SANTA CLARA — Nearly 900 rental and for-sale homes are being offered in Santa Clara, part of what’s described as an urban town within walking distance of a rail stop.
The Nuevo complex will consist of 868 homes, along with 40,000 square feet of retail and restaurant space, a 4,000-square-foot community center, six acres of parks and a neighborhood garden.
The homes consist of 537 apartments for rent and 331 residences of varying sizes that are for sale, according to project developer SummerHill Homes.
“Located in the global center of technology, Nuevo will cater to the needs of the modern home buyer by meeting the growing demand for centrally located housing in close proximity to major job centers, entertainment and retail,” said Robert Freed, president of SummerHill Homes.
To be sure, with its location a few blocks from Sunnyvale’s Lawrence Station, which is served by Caltrain, the Nuevo complex will boast the draw of being near a rail stop.
Still, the development also may serve as a measure of the Bay Area housing market, which, by some measures, has begun to cool off.
Why? Prices for the homes that are up for sale in the $1.2 million, $1.6 million, or $2 million range. At the end of 2018, the median price for a Santa Clara County home, excluding condominiums, was $1.15 million.
The for-sale homes have two, three, or four bedrooms, depending on the floor plans. The apartments have one and two bedroom, although pricing and precise sizes are yet to be revealed for the rental units.
The project at some point will also include a 126-unit condominium building that will be developed by veteran home builder Toll Brothers.
SummerHill homes recently obtained a pair of loans from Wells Fargo totaling $266 million that will be used for the project’s construction.
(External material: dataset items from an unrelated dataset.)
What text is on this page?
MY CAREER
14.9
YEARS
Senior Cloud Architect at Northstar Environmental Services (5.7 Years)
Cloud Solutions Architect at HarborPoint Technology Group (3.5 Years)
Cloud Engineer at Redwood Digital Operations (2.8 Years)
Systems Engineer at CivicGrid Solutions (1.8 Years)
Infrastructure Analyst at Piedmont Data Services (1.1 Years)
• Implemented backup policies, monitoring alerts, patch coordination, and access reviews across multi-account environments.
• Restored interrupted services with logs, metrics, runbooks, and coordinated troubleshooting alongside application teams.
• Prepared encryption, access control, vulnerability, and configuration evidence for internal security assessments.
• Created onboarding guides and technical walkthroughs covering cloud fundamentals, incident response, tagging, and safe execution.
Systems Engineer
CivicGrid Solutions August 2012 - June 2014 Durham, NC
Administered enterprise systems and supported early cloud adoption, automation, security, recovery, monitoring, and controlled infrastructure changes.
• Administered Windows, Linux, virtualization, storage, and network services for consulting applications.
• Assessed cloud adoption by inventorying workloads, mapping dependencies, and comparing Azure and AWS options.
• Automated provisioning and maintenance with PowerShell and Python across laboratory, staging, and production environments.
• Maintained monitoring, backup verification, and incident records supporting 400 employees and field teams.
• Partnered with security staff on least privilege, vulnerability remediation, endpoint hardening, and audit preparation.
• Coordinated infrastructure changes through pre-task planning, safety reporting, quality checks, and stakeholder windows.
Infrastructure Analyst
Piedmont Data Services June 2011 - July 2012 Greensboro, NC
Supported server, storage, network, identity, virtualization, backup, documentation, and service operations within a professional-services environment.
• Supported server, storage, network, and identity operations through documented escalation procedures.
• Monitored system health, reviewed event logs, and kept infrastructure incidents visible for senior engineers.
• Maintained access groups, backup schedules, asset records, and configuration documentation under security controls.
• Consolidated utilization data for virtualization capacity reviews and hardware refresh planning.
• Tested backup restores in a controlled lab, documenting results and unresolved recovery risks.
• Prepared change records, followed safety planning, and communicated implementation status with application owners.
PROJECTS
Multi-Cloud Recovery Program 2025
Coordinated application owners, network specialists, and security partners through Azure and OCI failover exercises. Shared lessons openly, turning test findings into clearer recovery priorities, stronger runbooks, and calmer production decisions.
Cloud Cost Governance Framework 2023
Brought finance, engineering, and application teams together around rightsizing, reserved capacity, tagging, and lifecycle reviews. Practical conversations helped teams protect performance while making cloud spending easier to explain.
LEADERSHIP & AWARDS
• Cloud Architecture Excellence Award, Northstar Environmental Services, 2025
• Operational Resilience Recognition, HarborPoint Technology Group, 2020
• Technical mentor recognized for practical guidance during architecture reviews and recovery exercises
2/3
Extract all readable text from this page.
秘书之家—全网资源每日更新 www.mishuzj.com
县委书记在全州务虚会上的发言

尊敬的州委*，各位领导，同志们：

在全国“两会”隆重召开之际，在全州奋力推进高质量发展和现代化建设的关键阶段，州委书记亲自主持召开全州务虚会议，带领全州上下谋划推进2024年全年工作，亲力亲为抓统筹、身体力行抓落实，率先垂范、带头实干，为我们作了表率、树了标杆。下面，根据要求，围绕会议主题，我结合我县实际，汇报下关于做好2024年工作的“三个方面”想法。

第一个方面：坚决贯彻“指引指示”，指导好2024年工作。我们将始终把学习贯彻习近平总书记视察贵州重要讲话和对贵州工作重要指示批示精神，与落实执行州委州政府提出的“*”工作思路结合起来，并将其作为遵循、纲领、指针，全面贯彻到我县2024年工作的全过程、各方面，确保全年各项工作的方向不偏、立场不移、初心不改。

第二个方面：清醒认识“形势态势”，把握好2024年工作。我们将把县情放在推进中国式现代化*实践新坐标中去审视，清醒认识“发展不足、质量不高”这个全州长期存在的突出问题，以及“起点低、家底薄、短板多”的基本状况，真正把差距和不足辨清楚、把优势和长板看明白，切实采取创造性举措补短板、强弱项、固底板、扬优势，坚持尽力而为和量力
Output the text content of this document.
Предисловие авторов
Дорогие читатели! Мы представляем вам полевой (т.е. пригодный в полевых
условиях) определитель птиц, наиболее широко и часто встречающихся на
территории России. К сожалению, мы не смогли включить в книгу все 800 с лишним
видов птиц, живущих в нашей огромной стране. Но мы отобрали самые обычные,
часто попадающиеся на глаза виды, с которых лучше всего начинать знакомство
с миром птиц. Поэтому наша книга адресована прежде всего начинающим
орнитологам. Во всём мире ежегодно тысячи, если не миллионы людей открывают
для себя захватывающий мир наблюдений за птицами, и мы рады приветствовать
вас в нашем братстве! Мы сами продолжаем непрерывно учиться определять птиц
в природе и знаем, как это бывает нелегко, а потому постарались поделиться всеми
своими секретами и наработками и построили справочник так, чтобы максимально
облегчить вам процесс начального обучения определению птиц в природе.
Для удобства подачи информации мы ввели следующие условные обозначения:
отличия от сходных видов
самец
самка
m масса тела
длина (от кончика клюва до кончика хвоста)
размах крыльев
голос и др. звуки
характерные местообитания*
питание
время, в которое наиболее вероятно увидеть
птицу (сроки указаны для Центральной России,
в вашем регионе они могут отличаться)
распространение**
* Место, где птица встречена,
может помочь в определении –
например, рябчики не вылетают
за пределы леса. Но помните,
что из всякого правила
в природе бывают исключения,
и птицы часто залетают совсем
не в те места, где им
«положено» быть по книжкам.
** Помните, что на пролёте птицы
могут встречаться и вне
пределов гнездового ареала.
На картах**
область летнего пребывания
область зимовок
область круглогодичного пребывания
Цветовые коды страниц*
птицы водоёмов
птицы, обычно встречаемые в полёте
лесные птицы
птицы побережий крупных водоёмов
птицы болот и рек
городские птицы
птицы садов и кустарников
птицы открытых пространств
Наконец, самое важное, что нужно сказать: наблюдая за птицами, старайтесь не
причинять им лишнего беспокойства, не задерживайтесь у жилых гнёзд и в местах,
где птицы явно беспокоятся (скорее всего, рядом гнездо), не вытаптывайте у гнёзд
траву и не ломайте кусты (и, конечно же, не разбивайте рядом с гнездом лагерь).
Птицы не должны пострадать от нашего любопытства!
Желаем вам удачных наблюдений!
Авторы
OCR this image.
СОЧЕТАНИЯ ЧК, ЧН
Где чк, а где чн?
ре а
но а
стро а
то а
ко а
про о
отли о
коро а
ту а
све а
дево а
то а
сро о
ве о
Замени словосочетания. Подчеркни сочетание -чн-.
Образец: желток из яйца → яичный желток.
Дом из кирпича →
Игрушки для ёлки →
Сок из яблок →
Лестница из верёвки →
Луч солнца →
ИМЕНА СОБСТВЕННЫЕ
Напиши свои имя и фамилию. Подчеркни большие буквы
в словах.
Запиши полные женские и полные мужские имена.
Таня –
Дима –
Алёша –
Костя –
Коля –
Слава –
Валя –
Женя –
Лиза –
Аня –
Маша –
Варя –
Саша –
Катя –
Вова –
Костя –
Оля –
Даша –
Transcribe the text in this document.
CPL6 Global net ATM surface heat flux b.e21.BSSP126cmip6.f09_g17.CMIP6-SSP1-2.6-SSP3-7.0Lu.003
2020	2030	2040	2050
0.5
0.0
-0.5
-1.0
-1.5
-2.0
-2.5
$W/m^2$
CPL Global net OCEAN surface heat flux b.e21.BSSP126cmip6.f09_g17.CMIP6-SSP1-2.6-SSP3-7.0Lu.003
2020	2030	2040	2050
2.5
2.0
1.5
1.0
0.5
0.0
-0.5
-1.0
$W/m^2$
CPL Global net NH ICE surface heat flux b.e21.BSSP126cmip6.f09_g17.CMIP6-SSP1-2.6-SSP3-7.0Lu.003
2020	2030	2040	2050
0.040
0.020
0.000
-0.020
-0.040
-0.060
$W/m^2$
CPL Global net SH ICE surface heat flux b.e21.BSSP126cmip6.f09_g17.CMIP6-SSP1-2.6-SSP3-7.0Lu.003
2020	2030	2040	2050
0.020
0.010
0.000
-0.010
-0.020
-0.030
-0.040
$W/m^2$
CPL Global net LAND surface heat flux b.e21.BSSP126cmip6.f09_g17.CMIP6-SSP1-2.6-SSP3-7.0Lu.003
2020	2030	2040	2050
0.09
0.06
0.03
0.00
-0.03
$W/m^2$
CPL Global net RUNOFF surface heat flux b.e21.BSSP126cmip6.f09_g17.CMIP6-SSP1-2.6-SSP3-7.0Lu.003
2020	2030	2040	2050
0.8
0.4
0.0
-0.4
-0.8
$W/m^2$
People should be able to start moving into the first groups of homes by late this year, SummerHill said.
The parks in Nuevo are slated for completion before year’s end. The community center is due open in the spring of 2020.
The hiring surge by the tech sector has intensified the hunt for housing in Silicon Valley.
Through a combination of property purchases, leases, or both, tech behemoths such as Google, Apple, Facebook and Amazon have launched an expansion boom that’s the greatest in memory. That growth surge has, in turn, increased demand for homes near the Bay Area’s employment hubs.
“Silicon Valley continues to lead the Bay Area’s tech boom with four times more tech occupancy than San Francisco,” said Chris Neighbor, chief operating officer with SummerHill. “With new companies moving into the area and existing companies expanding their footprint, the demand for high-quality new housing will only continue to rise.”